John Weston Brown
Born: 28 March 1868
Died: 1 January 1915
Rank and Regiment: Chief Stoker 143956 aboard HMS Formidable in the Royal Navy
Resting Place: body unrecovered
Memorials: St. George’s, Hardingham, United Kingdom and; Chatham Naval Memorial.
John was born on 20th March 1868 at Deptford.
In 1896 he married Minnie Faith Moore in Medway, Kent. Their children were Dorothy (born 1897), Ivy (born 1899), Albert (1900-1972), Ernest (born 1905) and Ruth (born 1910).
In the 1901 Census, although John Brown appears to have been aboard the training ship HMS Arethusa on Census night, Minnie was living at 39 Regent Road, New Brompton, Gillingham. The household appears to have been prosperous enough to include Grace Cox, 14, a domestic servant.
John Brown served in the Navy for 22 years, enlisting as “Stoker 2nd Class” as a youth of 20 and being pensioned as Chief Stoker in May 1910. He is one of only two Hardingham men for whom virtually complete service records survive, which allows us to learn something about him. In particular, unlike Arthur Whitehand who stood only 5 feet 6 in tall and weighed under 10 stone, John Brown was 5 feet 9 or 5 feet 9½.
He appears to have prospered sufficiently to have been able to buy his way out of the Navy in 1892 – “Shore by Purchase” appears on his service record – but he signed up again in 1895.

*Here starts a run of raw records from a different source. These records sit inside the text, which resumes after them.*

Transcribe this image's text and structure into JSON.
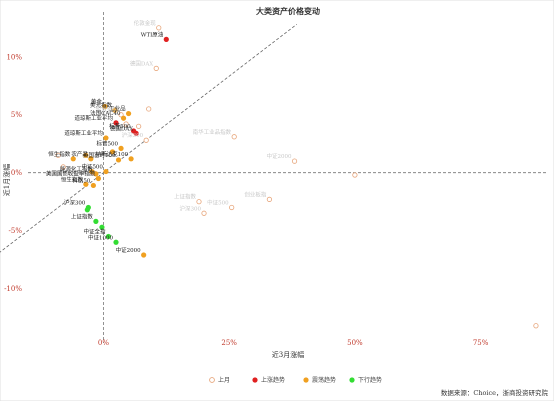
{
  "chart_data": {
    "type": "scatter",
    "title": "大类资产价格变动",
    "xlabel": "近3月涨幅",
    "ylabel": "近1月涨幅",
    "x_ticks": [
      0,
      25,
      50,
      75
    ],
    "x_tick_labels": [
      "0%",
      "25%",
      "50%",
      "75%"
    ],
    "y_ticks": [
      10,
      5,
      0,
      -5,
      -10
    ],
    "y_tick_labels": [
      "10%",
      "5%",
      "0%",
      "-5%",
      "-10%"
    ],
    "xlim": [
      -15,
      88
    ],
    "ylim": [
      -14,
      13
    ],
    "grid": false,
    "zero_lines": true,
    "reference_line": {
      "slope": 0.333,
      "intercept": 0,
      "style": "dashed"
    },
    "legend": [
      "上月",
      "上涨趋势",
      "震荡趋势",
      "下行趋势"
    ],
    "legend_placement": "bottom",
    "source": "数据来源：Choice，浙商投资研究院",
    "series": [
      {
        "name": "上月",
        "marker": "hollow",
        "color": "#e7a57a",
        "points": [
          {
            "label": "伦敦金现",
            "x": 11,
            "y": 12.5
          },
          {
            "label": "德国DAX",
            "x": 10.5,
            "y": 9
          },
          {
            "label": "",
            "x": 9,
            "y": 5.5
          },
          {
            "label": "伦敦金现",
            "x": 3.5,
            "y": 5
          },
          {
            "label": "",
            "x": 4.5,
            "y": 4.2
          },
          {
            "label": "",
            "x": 7,
            "y": 4
          },
          {
            "label": "沪深300",
            "x": 8.5,
            "y": 2.8
          },
          {
            "label": "南华工业品指数",
            "x": 26,
            "y": 3.1
          },
          {
            "label": "中证2000",
            "x": 38,
            "y": 1
          },
          {
            "label": "",
            "x": 50,
            "y": -0.2
          },
          {
            "label": "创业板指",
            "x": 33,
            "y": -2.3
          },
          {
            "label": "上证指数",
            "x": 19,
            "y": -2.5
          },
          {
            "label": "中证500",
            "x": 25.5,
            "y": -3
          },
          {
            "label": "沪深300",
            "x": 20,
            "y": -3.5
          },
          {
            "label": "",
            "x": 86,
            "y": -13.2
          },
          {
            "label": "",
            "x": -9,
            "y": 1.5
          },
          {
            "label": "",
            "x": -8,
            "y": 0.5
          },
          {
            "label": "",
            "x": -2,
            "y": 0
          }
        ]
      },
      {
        "name": "上涨趋势",
        "marker": "filled",
        "color": "#e02020",
        "points": [
          {
            "label": "WTI原油",
            "x": 12.5,
            "y": 11.5
          },
          {
            "label": "道琼斯工业平均",
            "x": 2.5,
            "y": 4.3
          },
          {
            "label": "标普500",
            "x": 6,
            "y": 3.6
          },
          {
            "label": "德国DAX",
            "x": 6.5,
            "y": 3.4
          }
        ]
      },
      {
        "name": "震荡趋势",
        "marker": "filled",
        "color": "#f0a020",
        "points": [
          {
            "label": "黄金",
            "x": 0.3,
            "y": 5.7
          },
          {
            "label": "美元指数",
            "x": 2.3,
            "y": 5.4
          },
          {
            "label": "工业品",
            "x": 5,
            "y": 5.1
          },
          {
            "label": "法国CAC40",
            "x": 4,
            "y": 4.7
          },
          {
            "label": "道琼斯工业平均",
            "x": 0.5,
            "y": 3
          },
          {
            "label": "标普500",
            "x": 3.5,
            "y": 2.1
          },
          {
            "label": "",
            "x": 1.8,
            "y": 1.8
          },
          {
            "label": "纳斯达克100",
            "x": 5.5,
            "y": 1.2
          },
          {
            "label": "英国富时100",
            "x": 3,
            "y": 1.1
          },
          {
            "label": "",
            "x": -3.5,
            "y": 1.5
          },
          {
            "label": "恒生指数",
            "x": -6,
            "y": 1.2
          },
          {
            "label": "农产品",
            "x": -2.5,
            "y": 1.2
          },
          {
            "label": "中证500",
            "x": 0.5,
            "y": 0.1
          },
          {
            "label": "",
            "x": -2.3,
            "y": 0.1
          },
          {
            "label": "能源化工指数",
            "x": -1.5,
            "y": -0.1
          },
          {
            "label": "美国国债收益率指数",
            "x": -1,
            "y": -0.5
          },
          {
            "label": "恒生指数",
            "x": -3.5,
            "y": -1.0
          },
          {
            "label": "科创50",
            "x": -2,
            "y": -1.1
          },
          {
            "label": "中证2000",
            "x": 8,
            "y": -7.1
          }
        ]
      },
      {
        "name": "下行趋势",
        "marker": "filled",
        "color": "#33dd33",
        "points": [
          {
            "label": "沪深300",
            "x": -3,
            "y": -3
          },
          {
            "label": "",
            "x": -3.2,
            "y": -3.2
          },
          {
            "label": "上证指数",
            "x": -1.5,
            "y": -4.2
          },
          {
            "label": "",
            "x": -0.3,
            "y": -4.7
          },
          {
            "label": "中证全指",
            "x": 1,
            "y": -5.5
          },
          {
            "label": "中证1000",
            "x": 2.5,
            "y": -6
          }
        ]
      }
    ]
  }
}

In May 1910, he retired from the Navy, as he believed permanently, no doubt looking forward to a peaceful and moderately prosperous retirement in the peace of the Norfolk countryside, and by the time of the 1911 Census, as well as being a Royal Navy pensioner he was working as electrical engineer and chauffeur at Hardingham Hall. He was the manager of the electric plant at the Hall.
Of course, as a Navy pensioner, he was on the reserve list meaning that he was among the first to be called up when war broke out.
He was on HMS Formidable when on 1 January 1915 she was torpedoed by a German U-boat in the English Channel. He was one of 547 officers and men who, together with the captain’s dog, lost their lives. His body was never recovered and he is commemorated on the Chatham Naval Memorial.
His widow returned to Kent in the spring of 1915 – Albert and Ruth are marked in the Admissions Register of Hardingham School as leaving on 12 April 1915 to go to Maidstone. Minnie Brown’s family lived in Kent, and she appears to have remained in that area for the rest of her life, dying in Canterbury in 1963.